Except as otherwise set forth below, the information set forth in the Schedule 14D-9 remains unchanged and is
incorporated by reference as relevant to the items in this Amendment. Capitalized terms used and not defined herein shall have the meanings assigned to such terms in the Schedule 14D-9. This Amendment is being
filed to reflect certain updates as reflected below.
Item 8. Additional Information.
Item 8 of the Schedule 14D-9 is hereby amended and supplemented by deleting the text under Item 8(f) of the
Schedule 14D-9 with the heading entitled Legal Proceedings in its entirety and replacing it with the following:
On March 9 and March 10, 2021, respectively, complaints captioned Cave v. Synacor, Inc., et al., Case No. 1:21-cv-02037 (the Cave Complaint), and Delgado v. Synacor, Inc., et al., Case No.
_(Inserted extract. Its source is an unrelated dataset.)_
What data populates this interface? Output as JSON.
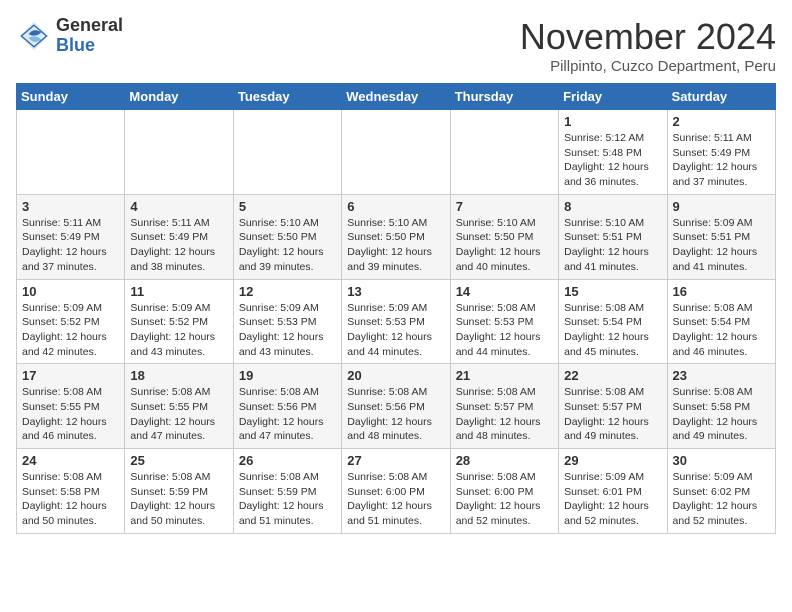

1:21-cv-02054 (the Delgado Complaint and together with the Cave Complaint, the Complaints) were each filed in the United States District Court
for the Southern District of New York against the Company and each member of the Company Board. Each of the Complaints was brought on behalf of a purported stockholder of the Company.
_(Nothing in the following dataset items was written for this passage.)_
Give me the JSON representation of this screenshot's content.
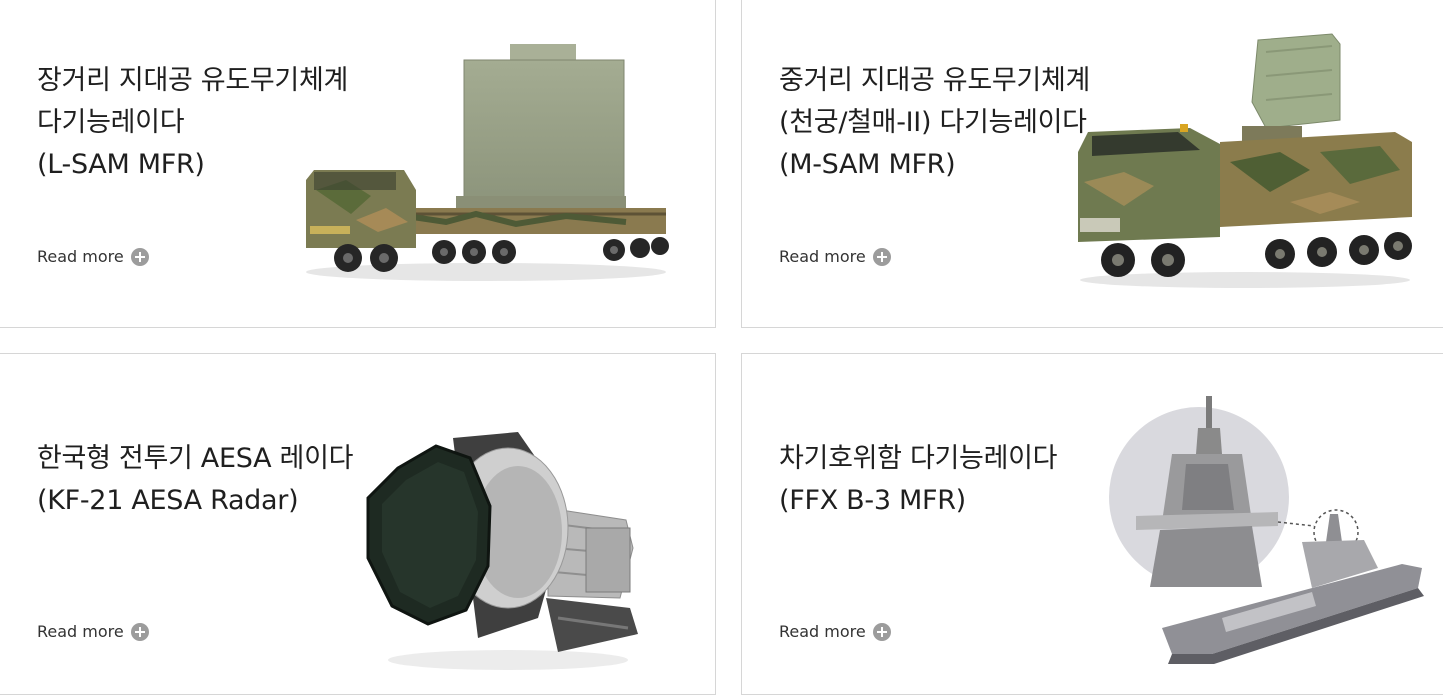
{
  "cards": [
    {
      "title_lines": [
        "장거리 지대공 유도무기체계",
        "다기능레이다",
        "(L-SAM MFR)"
      ],
      "read_more": "Read more",
      "image": "lsam-radar-truck-image"
    },
    {
      "title_lines": [
        "중거리 지대공 유도무기체계",
        "(천궁/철매-II) 다기능레이다",
        "(M-SAM MFR)"
      ],
      "read_more": "Read more",
      "image": "msam-radar-truck-image"
    },
    {
      "title_lines": [
        "한국형 전투기 AESA 레이다",
        "(KF-21 AESA Radar)"
      ],
      "read_more": "Read more",
      "image": "aesa-radar-unit-image"
    },
    {
      "title_lines": [
        "차기호위함 다기능레이다",
        "(FFX B-3 MFR)"
      ],
      "read_more": "Read more",
      "image": "frigate-mfr-image"
    }
  ],
  "icons": {
    "read_more": "plus-circle-icon"
  },
  "colors": {
    "card_border": "#d6d6d6",
    "icon_bg": "#9c9c9c",
    "camo_green": "#7a7a55"
  }
}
Each of the Complaints generally alleges violations of Sections 14(e), 14(d), and 20(a) of the Exchange Act and Rule 14d-9 promulgated thereunder and asserts common law claims of breach of fiduciary duty against members of the Company Board, and, in the case of the Cave Complaint, claims of aiding and abetting a breach of
fiduciary duty against the Company. In particular, each of the Complaints generally allege that the Schedule 14D-9 contains materially misleading and incomplete information concerning: (i) the background
and process leading up to the Offer and the Merger, including, with respect to the Cave Complaint, certain conflicts of interest involving management; (ii) the Companys financial projections; and (iii) the fairness opinion and
financial analyses performed by Canaccord Genuity. The Cave Complaint also alleges that the members of the Company Board breached their fiduciary duties of care, loyalty and good faith owed to the plaintiff in connection with the Offer and the
Merger. The Delgado Complaint also alleges that the members of the Company Board breached their fiduciary duties of candor and disclosure owed to the plaintiff with respect to the disclosures included in or omitted from the Schedule 14D-9.
The Cave Complaint seeks, among other things: (i) to enjoin the defendants from proceeding
with the Offer and the Merger; (ii) to rescind the Offer and the Merger or recover damages in the event that the Offer and Merger are consummated; (iii) to declare that the Merger Agreement was agreed to in breach of the Company
Boards fiduciary duties and is therefore unlawful and unenforceable; (iv) to direct the members of the Company Board to exercise their fiduciary duties to commence a sale process that is reasonably designed to secure the best possible
consideration for the Company and obtain a transaction which is in the best interests of Company and the plaintiff as a purported Company stockholder; (v) to direct the Company and the Company Board to account to plaintiff for damages
sustained; and (vi) an award of costs of bringing the lawsuit, including attorneys and experts fees.
The Delgado
Complaint seeks, among other things: (i) to enjoin the defendants from proceeding with the Offer unless the Company discloses additional information discussed in the Delgado Complaint; (ii) to direct the Company and the Company Board to
account to plaintiff for damages sustained; and (iii) an award of costs of bringing the lawsuit, including attorneys and experts fees.
The Company believes that each of the Complaints is wholly without merit.
Additional legal proceedings arising out of, or relating to, the Offer or the Merger may be filed in the future.